Those are the "printers" that print them. Honestly... you'll be looking at tens of thousands of dollars to own one of those.


----------



## Laquer Head

farmerjohn1324 said:


> *They are "We Buy Houses" signs.*



I'll be straight up, if I saw a ghetto-ass, taped topgether, sign claiming 'we sell houses' blowing in the wind, all tattered...there is no way in hell I'm calling to do business with you.


----------



## farmerjohn1324

Laquer Head said:


> I'll be straight up, if I saw a ghetto-ass, taped topgether, sign claiming 'we sell houses' blowing in the wind, all tattered...there is no way in hell I'm calling to do business with you.



Which is why I would need a printer so they don't look ghetto.

But I suppose I can just use the generic ones. I was just trying to get a leg up on the competition and be a little different.


----------



## mistersprinkles

Dude. You want to make lawn signs out of printer paper? What happens if it rains? What happens if there is high wind? Seriously dude... It would look so unprofessional it's not even funny.
You need to get this kind of thing done professionally. You know those cardboard signs that say things like "We buy houses" "Windshield repair" "Roof repair" that people put up at busy intersections? Would you ever call one of those numbers? No, right? And nobody will call/vote for you/etc either.

Pay the cost to be the boss bro.

If you're hellbent on doing this wrong, there was a program called rasterbate that was out a few years ago that let you print across numerous pieces of paper but IDK what happened to it.


----------



## Geoff

mistersprinkles said:


> Dude. You want to make lawn signs out of printer paper? What happens if it rains? What happens if there is high wind? Seriously dude... It would look so unprofessional it's not even funny.
> You need to get this kind of thing done professionally. You know those cardboard signs that say things like "We buy houses" "Windshield repair" "Roof repair" that people put up at busy intersections? Would you ever call one of those numbers? No, right? And nobody will call/vote for you/etc either.
> 
> Pay the cost to be the boss bro.
> 
> If you're hellbent on doing this wrong, there was a program called rasterbate that was out a few years ago that let you print across numerous pieces of paper but IDK what happened to it.
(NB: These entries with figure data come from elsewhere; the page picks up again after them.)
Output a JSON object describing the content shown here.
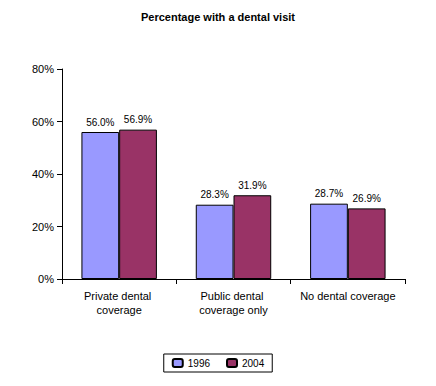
{
  "chart_data": {
    "type": "bar",
    "title": "Percentage with a dental visit",
    "categories": [
      "Private dental coverage",
      "Public dental coverage only",
      "No dental coverage"
    ],
    "series": [
      {
        "name": "1996",
        "color": "#9999ff",
        "values": [
          56.0,
          28.3,
          28.7
        ],
        "value_labels": [
          "56.0%",
          "28.3%",
          "28.7%"
        ]
      },
      {
        "name": "2004",
        "color": "#993366",
        "values": [
          56.9,
          31.9,
          26.9
        ],
        "value_labels": [
          "56.9%",
          "31.9%",
          "26.9%"
        ]
      }
    ],
    "ylim": [
      0,
      80
    ],
    "yticks": [
      {
        "value": 0,
        "label": "0%"
      },
      {
        "value": 20,
        "label": "20%"
      },
      {
        "value": 40,
        "label": "40%"
      },
      {
        "value": 60,
        "label": "60%"
      },
      {
        "value": 80,
        "label": "80%"
      }
    ],
    "grid": false,
    "legend": "bottom",
    "data_labels": true
  }
}
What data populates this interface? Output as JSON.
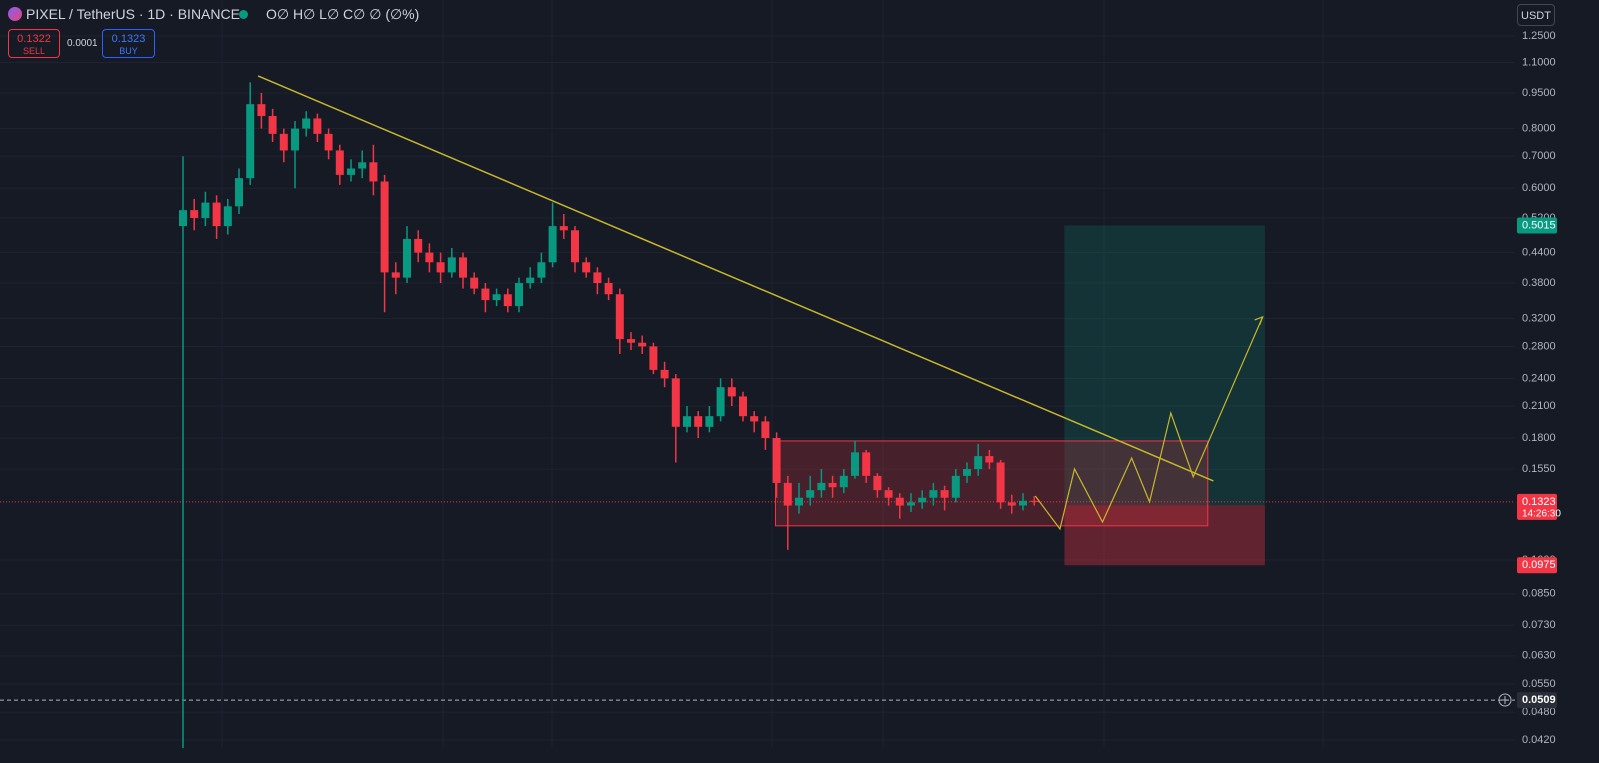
{
  "header": {
    "symbol": "PIXEL / TetherUS · 1D · BINANCE",
    "ohlc": "O∅ H∅ L∅ C∅ ∅ (∅%)",
    "sell_price": "0.1322",
    "sell_label": "SELL",
    "spread": "0.0001",
    "buy_price": "0.1323",
    "buy_label": "BUY",
    "currency": "USDT"
  },
  "chart_data": {
    "type": "candlestick",
    "log_scale": true,
    "up_color": "#089981",
    "down_color": "#f23645",
    "xlim": [
      -16.34,
      118.93
    ],
    "ylim": [
      0.0404,
      1.487
    ],
    "yticks": [
      {
        "value": 1.25,
        "label": "1.2500"
      },
      {
        "value": 1.1,
        "label": "1.1000"
      },
      {
        "value": 0.95,
        "label": "0.9500"
      },
      {
        "value": 0.8,
        "label": "0.8000"
      },
      {
        "value": 0.7,
        "label": "0.7000"
      },
      {
        "value": 0.6,
        "label": "0.6000"
      },
      {
        "value": 0.52,
        "label": "0.5200"
      },
      {
        "value": 0.44,
        "label": "0.4400"
      },
      {
        "value": 0.38,
        "label": "0.3800"
      },
      {
        "value": 0.32,
        "label": "0.3200"
      },
      {
        "value": 0.28,
        "label": "0.2800"
      },
      {
        "value": 0.24,
        "label": "0.2400"
      },
      {
        "value": 0.21,
        "label": "0.2100"
      },
      {
        "value": 0.18,
        "label": "0.1800"
      },
      {
        "value": 0.155,
        "label": "0.1550"
      },
      {
        "value": 0.1,
        "label": "0.1000"
      },
      {
        "value": 0.085,
        "label": "0.0850"
      },
      {
        "value": 0.073,
        "label": "0.0730"
      },
      {
        "value": 0.063,
        "label": "0.0630"
      },
      {
        "value": 0.055,
        "label": "0.0550"
      },
      {
        "value": 0.048,
        "label": "0.0480"
      },
      {
        "value": 0.042,
        "label": "0.0420"
      }
    ],
    "open": [
      0.5,
      0.54,
      0.52,
      0.56,
      0.5,
      0.55,
      0.63,
      0.9,
      0.85,
      0.78,
      0.72,
      0.8,
      0.84,
      0.78,
      0.72,
      0.64,
      0.66,
      0.68,
      0.62,
      0.4,
      0.39,
      0.47,
      0.44,
      0.42,
      0.4,
      0.43,
      0.39,
      0.37,
      0.35,
      0.36,
      0.34,
      0.38,
      0.39,
      0.42,
      0.5,
      0.49,
      0.42,
      0.4,
      0.38,
      0.36,
      0.29,
      0.285,
      0.28,
      0.25,
      0.24,
      0.19,
      0.2,
      0.19,
      0.2,
      0.23,
      0.22,
      0.2,
      0.195,
      0.18,
      0.145,
      0.13,
      0.135,
      0.14,
      0.145,
      0.142,
      0.15,
      0.168,
      0.15,
      0.14,
      0.135,
      0.13,
      0.132,
      0.135,
      0.14,
      0.135,
      0.15,
      0.155,
      0.165,
      0.16,
      0.132,
      0.13,
      0.133
    ],
    "high": [
      0.7,
      0.57,
      0.59,
      0.58,
      0.57,
      0.66,
      1.0,
      0.95,
      0.88,
      0.8,
      0.83,
      0.87,
      0.86,
      0.8,
      0.74,
      0.69,
      0.72,
      0.74,
      0.64,
      0.42,
      0.5,
      0.49,
      0.46,
      0.44,
      0.45,
      0.44,
      0.4,
      0.38,
      0.37,
      0.37,
      0.39,
      0.41,
      0.44,
      0.56,
      0.53,
      0.5,
      0.43,
      0.41,
      0.39,
      0.37,
      0.3,
      0.295,
      0.285,
      0.26,
      0.245,
      0.21,
      0.205,
      0.21,
      0.24,
      0.24,
      0.225,
      0.205,
      0.2,
      0.185,
      0.15,
      0.145,
      0.15,
      0.155,
      0.15,
      0.155,
      0.178,
      0.17,
      0.152,
      0.142,
      0.138,
      0.138,
      0.14,
      0.145,
      0.143,
      0.155,
      0.16,
      0.175,
      0.17,
      0.162,
      0.137,
      0.138,
      0.136
    ],
    "low": [
      0.04,
      0.49,
      0.5,
      0.47,
      0.48,
      0.53,
      0.61,
      0.8,
      0.75,
      0.68,
      0.6,
      0.77,
      0.75,
      0.69,
      0.61,
      0.62,
      0.63,
      0.58,
      0.33,
      0.36,
      0.38,
      0.42,
      0.4,
      0.38,
      0.39,
      0.37,
      0.36,
      0.33,
      0.34,
      0.33,
      0.33,
      0.37,
      0.38,
      0.41,
      0.47,
      0.4,
      0.39,
      0.36,
      0.35,
      0.27,
      0.275,
      0.27,
      0.245,
      0.23,
      0.16,
      0.185,
      0.18,
      0.185,
      0.195,
      0.21,
      0.195,
      0.185,
      0.17,
      0.135,
      0.105,
      0.125,
      0.13,
      0.135,
      0.135,
      0.138,
      0.148,
      0.145,
      0.135,
      0.13,
      0.122,
      0.126,
      0.128,
      0.13,
      0.127,
      0.132,
      0.145,
      0.15,
      0.155,
      0.128,
      0.125,
      0.127,
      0.13
    ],
    "close": [
      0.54,
      0.52,
      0.56,
      0.5,
      0.55,
      0.63,
      0.9,
      0.85,
      0.78,
      0.72,
      0.8,
      0.84,
      0.78,
      0.72,
      0.64,
      0.66,
      0.68,
      0.62,
      0.4,
      0.39,
      0.47,
      0.44,
      0.42,
      0.4,
      0.43,
      0.39,
      0.37,
      0.35,
      0.36,
      0.34,
      0.38,
      0.39,
      0.42,
      0.5,
      0.49,
      0.42,
      0.4,
      0.38,
      0.36,
      0.29,
      0.285,
      0.28,
      0.25,
      0.24,
      0.19,
      0.2,
      0.19,
      0.2,
      0.23,
      0.22,
      0.2,
      0.195,
      0.18,
      0.145,
      0.13,
      0.135,
      0.14,
      0.145,
      0.142,
      0.15,
      0.168,
      0.15,
      0.14,
      0.135,
      0.13,
      0.132,
      0.135,
      0.14,
      0.135,
      0.15,
      0.155,
      0.165,
      0.16,
      0.132,
      0.13,
      0.133,
      0.1323
    ],
    "last_price": 0.1323,
    "countdown": "14:26:30",
    "alert_level": 0.0509,
    "trendline": {
      "x": [
        6.7,
        92.0
      ],
      "y": [
        1.031,
        0.1464
      ],
      "color": "#c8b62c"
    },
    "range_box": {
      "x": [
        52.9,
        91.5
      ],
      "y": [
        0.1775,
        0.1179
      ]
    },
    "position": {
      "x": [
        78.7,
        96.6
      ],
      "target": 0.5015,
      "entry": 0.1302,
      "stop": 0.0975
    },
    "projection": {
      "x": [
        76.1,
        78.3,
        79.6,
        82.1,
        84.7,
        86.3,
        88.2,
        90.2,
        96.4
      ],
      "y": [
        0.1361,
        0.1161,
        0.1551,
        0.1201,
        0.1635,
        0.1323,
        0.2031,
        0.1493,
        0.3228
      ]
    }
  }
}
This is a month old thread.


----------



## mistersprinkles

Oh.


----------



## Geoff

mistersprinkles said:


> Oh.


I'm sure he already has hundreds of his homemade signs out there, so it's irrelevant now


----------



## Laquer Head

Geoff said:


> I'm sure he already has hundreds of his homemade signs out there, so it's irrelevant now



Now when you say hundreds..are we talking each meshed together sign or each piece of paper taped together, per sign.. It makes a difference here cause the numbers could be way off.


----------